The first person to speak up after we had finished watching stated that she was saddened by the video. What she had noticed, based upon her experience as a straight cis woman who often provided pastoral counseling to LGBTQ youth was that so many of them engaged in self-harm behavior. A valid observation, but not what I thought was most important about the video.

Another person in the class saw oppressive femininity. He, a gay cis man, experienced the lethargy and self-inflicted violence as markers of how women are coerced to behave in our society. Also valid, but something was still missing for me.

The juxtaposition of the lyrics “I hate my body” and the obvious (sexual) pleasure of the person in the video stood out to me. It was a reclamation of pleasure and of pain. It seemed to be moving away and criticizing the form of liberal feminism that is prevalent today in which women are encouraged to love their bodies regardless of size or shape.

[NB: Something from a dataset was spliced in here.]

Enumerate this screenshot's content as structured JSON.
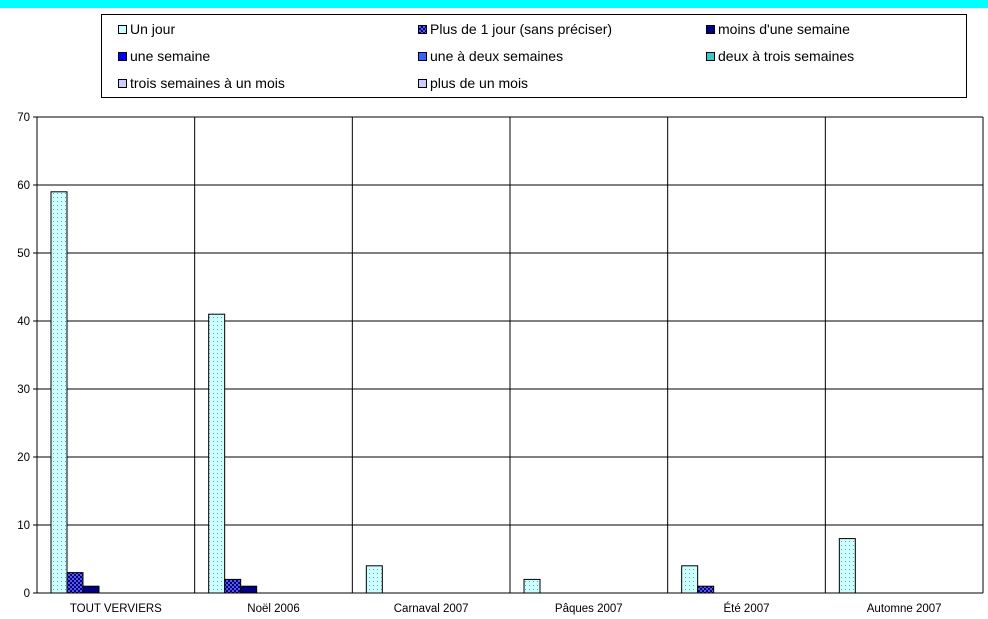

This is not the experience for many women, especially women who are trans or disabled, and the distancing from physical and psychological pain can be alienating. It tells these women that they are “doing womanhood wrong” if they experience dysphoria or discomfort with their bodies.

I imagine that part of my reaction was different because I immediately saw that the individual featured in the video was wearing prosthetic breasts. This probably made the scene with the cutting/juicing of the breast less shocking to me.

It also conjured up questions of realness. I was less shocked because I realized that the breasts weren’t “real”. But what if they were? How did the “realness” of the body in question change how I reacted? How does what we perceive as “real” in terms of body parts or identity change how we react to gender non-conforming individuals in the “real” world?

Perhaps this is related to the construction of a “third space” outside of the agency/oppressed dichotomy that is discussed by Alexander Weheliye in Habeas Viscus. Those in minority positions, especially women and especially black trans women, are criticized as complicit within racist and sexist socialization (see critiques of Beyonce, Nicki Minaj, Rihanna, Laverne Cox, Janet Mock, etc).

The criticism here is that these women are playing into or catering to the male gaze. However, given the intersectional nature of the oppressions that they face, it might not be feasible for these women to be in spaces in which they do not face objectification of some kind. Cis white women might be able to enter spaces in which they are taken seriously as individuals, as academics, as subjects, but is this really and truly possible for women of color or trans women? Perhaps it is not possible for these groups to have unambiguous relationships to their own bodies. White (cis) liberal feminism advocates loving one’s body, but maybe this is not a feasible goal for everyone. Maybe it is not even a goal at all. By queering this binary understanding of pleasure and pain “the bottoms” are sending a message to liberal feminism. The woman in the music video made eye contact for a large part of the video, silently telling us that she knew we were watching. She was performing for us, demonstrating sexual pleasure from the pain she was inflicting upon herself. Even when she wasn’t looking at the camera she was performing, acknowledging that individuals such as herself were never really free from outside gaze.

The message was that she did not care. There was a freedom in her relationship to the audience and to her own body. Her pleasure (and pain) was both her own and performed for our benefit, but we could read it however we wanted. It wasn’t for us, but it wasn’t only for her either.
It was in between, in this third space of not quite object, not quite subject.